The latest Republican plan for the debt negotiations is this: Buy time. House leadership wants to raise the federal debt ceiling enough to get the nation through Nov. 22, in exchange for broad negotiations over fiscal policy (and laying the groundwork for a pre-Thanksgiving showdown to replace the pre-Halloween showdown that has been lining up).
But one wrinkle in the Republicans' plan seems, at first glance anyway, a bit odd -- and possibly even a deal-killer from the view of the White House and Senate Democrats. According to reports, they have in mind a bill that would also permanently remove some of the extraordinary tools that the Treasury Department has that enables it to delay the day of reckoning when the United States comes up against the debt ceiling.

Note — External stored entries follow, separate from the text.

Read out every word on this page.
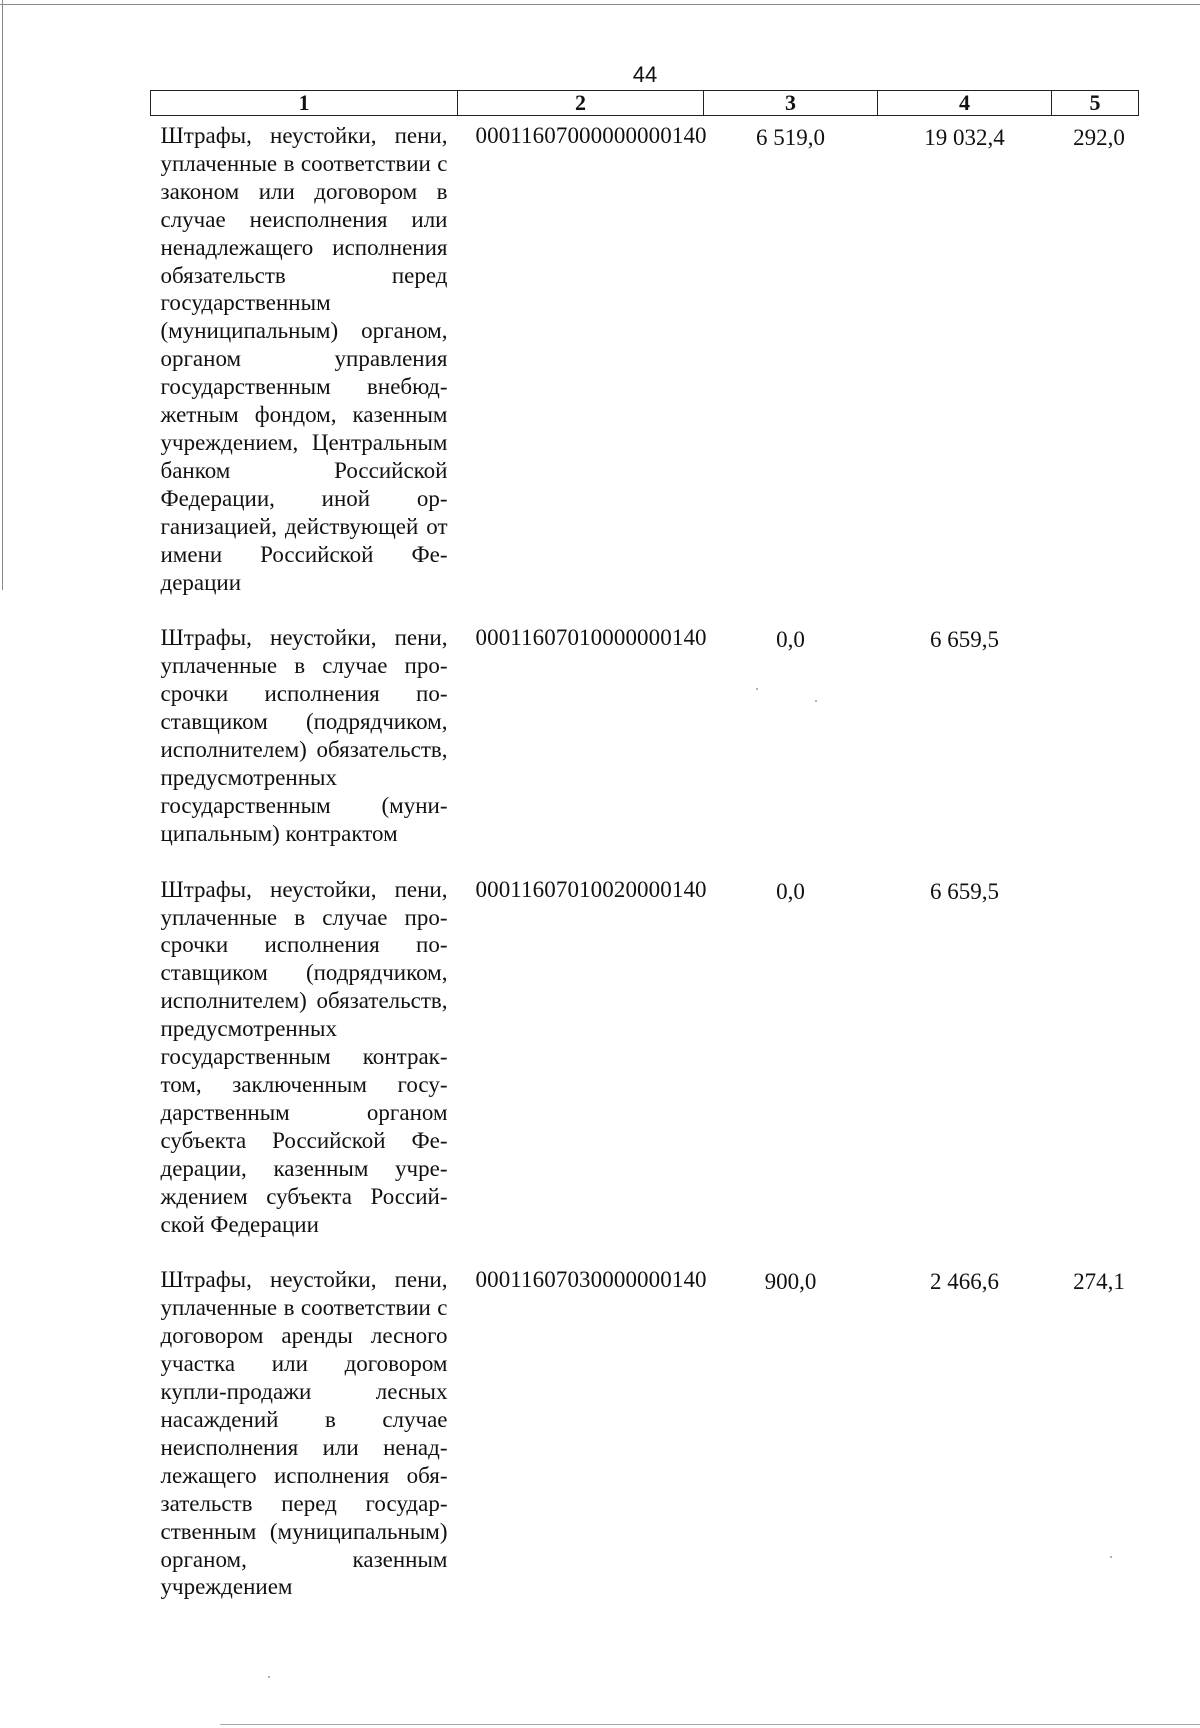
44
1	2	3	4	5
Штрафы, неустойки, пени, уплаченные в соответствии с законом или договором в случае неисполнения или ненадлежащего исполнения обязательств перед государственным (муниципальным) органом, органом управления государственным внебюджетным фондом, казенным учреждением, Центральным банком Российской Федерации, иной организацией, действующей от имени Российской Федерации	00011607000000000140	6 519,0	19 032,4	292,0
Штрафы, неустойки, пени, уплаченные в случае просрочки исполнения поставщиком (подрядчиком, исполнителем) обязательств, предусмотренных государственным (муниципальным) контрактом	00011607010000000140	0,0	6 659,5	
Штрафы, неустойки, пени, уплаченные в случае просрочки исполнения поставщиком (подрядчиком, исполнителем) обязательств, предусмотренных государственным контрактом, заключенным государственным органом субъекта Российской Федерации, казенным учреждением субъекта Российской Федерации	00011607010020000140	0,0	6 659,5	
Штрафы, неустойки, пени, уплаченные в соответствии с договором аренды лесного участка или договором купли-продажи лесных насаждений в случае неисполнения или ненадлежащего исполнения обязательств перед государственным (муниципальным) органом, казенным учреждением	00011607030000000140	900,0	2 466,6	274,1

The Treasury has regularly used a variety of cash management tools to enable it to continue to carry out normal spending operations when the nation runs into the legal cap on debt issuance, including timing tricks around public employee pensions and use of the "exchange stabilization fund". You can read details of all six of the tools here; it's a little like a family juggling its bills by holding off making a contribution to their 401(k) for a while. So technically, we hit the legal debt ceiling of $16.699 trillion way back on May 19, even though Oct. 17 is the D-Day that the Treasury has identified as when the debt ceiling needs to be raised if the nation is to meet its financial obligations.
So would it matter if those tools were removed? Such a step would give this and future administrations less leeway to influence when the debt ceiling becomes a binding constraint, so it won't be shocking if the Obama administration opposes the idea.
At the same time, it shouldn't have too much practical impact on the immediate negotiations. The biggest impact will be to allow the Republicans to have greater control over when the debt ceiling next comes to a head. If they were to raise the ceiling, while also leaving those powers in the hands of the Treasury, there will be less visibility on when exactly the debt ceiling issue will come to a head.
One of the dirty secrets of the Treasury's cash management function is that very few people on earth understand how it really works, and almost all of those people work for the Treasury. So Republicans on Capitol Hill have felt that they don't have reliable information on when exactly they really, really need to raise the debt ceiling and when Jack Lew & Co. have more tools in their bag of cash management tricks.
So in that sense, this idea from the Republicans would add clarity to the situation, even if it leaves the treasury less room to manoeuvre.